Mother was in Southport and Madge was on her own, drawing at the kitchen table. Without a fire the room was shabby. The paint was peeling from the pantry door. Mother didn’t bother much about the kitchen – she only decorated the rooms they scarcely used. Madge said she’d had the day off school.
‘Are you ill, then?’
‘My cough.’ The tip of her tongue protruded. Sh
e was crayoning a reptile with flames coming out of its mouth.
Alan grunted. He thought her cough was something she cultivated. It didn’t stop her walking in the rain.
‘That and the cheques,’ she said, laying down her pencil. ‘He wanted me to sign another one this morning.’
Alan flared up at that. ‘Why do you cause trouble? Why can’t you do as you’re told?’
He dumped his football boots on to her pencil box to aggravate her.
She took no notice. Behind her head the flowered paper was scraped clean, exposing the plaster. When Madge was younger she used to lie face downwards on the polished surface of the table and spin round and round, scuffing the wall with her shoes. It was sheer vandalism. Then as now, she could do with a thundering good hiding.
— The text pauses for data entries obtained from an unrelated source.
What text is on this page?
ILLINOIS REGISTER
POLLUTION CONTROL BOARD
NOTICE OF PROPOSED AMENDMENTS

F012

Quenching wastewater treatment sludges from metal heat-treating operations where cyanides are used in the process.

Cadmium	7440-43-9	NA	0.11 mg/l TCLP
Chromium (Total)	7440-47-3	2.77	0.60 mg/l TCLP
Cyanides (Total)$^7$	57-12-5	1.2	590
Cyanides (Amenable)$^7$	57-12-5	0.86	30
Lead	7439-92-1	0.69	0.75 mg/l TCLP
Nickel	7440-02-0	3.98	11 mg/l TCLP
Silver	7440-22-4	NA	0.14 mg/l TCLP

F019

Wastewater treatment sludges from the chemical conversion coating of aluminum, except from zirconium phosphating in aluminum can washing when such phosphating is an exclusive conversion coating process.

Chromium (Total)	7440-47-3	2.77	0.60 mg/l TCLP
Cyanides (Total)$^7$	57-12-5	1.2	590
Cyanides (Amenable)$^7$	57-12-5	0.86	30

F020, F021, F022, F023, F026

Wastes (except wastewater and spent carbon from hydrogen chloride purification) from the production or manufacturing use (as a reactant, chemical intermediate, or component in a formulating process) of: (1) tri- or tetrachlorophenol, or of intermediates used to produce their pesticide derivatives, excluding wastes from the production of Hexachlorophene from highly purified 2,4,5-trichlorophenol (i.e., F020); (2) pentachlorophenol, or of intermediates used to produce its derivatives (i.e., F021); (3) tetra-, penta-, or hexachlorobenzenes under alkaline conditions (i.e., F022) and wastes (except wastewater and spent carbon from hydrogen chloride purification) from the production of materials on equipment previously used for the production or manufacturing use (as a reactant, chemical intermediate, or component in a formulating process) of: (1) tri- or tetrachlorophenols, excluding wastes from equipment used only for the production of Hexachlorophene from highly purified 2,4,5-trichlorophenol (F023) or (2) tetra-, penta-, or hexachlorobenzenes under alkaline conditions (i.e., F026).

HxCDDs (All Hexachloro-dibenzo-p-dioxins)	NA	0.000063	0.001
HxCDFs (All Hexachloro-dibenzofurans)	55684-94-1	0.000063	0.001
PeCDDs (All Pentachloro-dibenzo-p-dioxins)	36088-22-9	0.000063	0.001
‘If he’d explain what it’s all for,’ said Madge, ‘I wouldn’t mind. You can’t be too careful about that sort of thing. He’s a fool. My name’s not just a squiggle on one of his cheques, you know. I’m at a very sensitive age. He can’t wipe me off, like fingerprints on a jam jar.’
It was no use arguing with her. He didn’t know himself why it was necessary for her to sign Father’s cheques. She had to write her name on documents as well. Father folded the papers so she couldn’t read the print, leaving only the dotted line at the end of the page. You could hear them battling away upstairs at least once a week – Father thumping the dressing table where he’d laid his bit of paper and Madge crying out: ‘Why should I? I want to know why?’ She complained to Alan that Father was spending her money. ‘Don’t be stupid,’ he told her. ‘You haven’t got any money.’ She said it was obvious she had; otherwise why did the bank need her signature? ‘Someone may have left me a fortune,’ she argued. ‘A dead relative or something.’ They hadn’t got any dead relatives apart from Father’s parents, who had died poor as church mice, when he was a boy. ‘Anyway,’ she persisted, ‘I talk to all kinds of old people. I always have. I’m very interesting to talk to. How do you know one of them hasn’t left me war bonds?’ For some reason Mother sided with her over the cheque signing. She said repeatedly that Father ought to make better arrangements.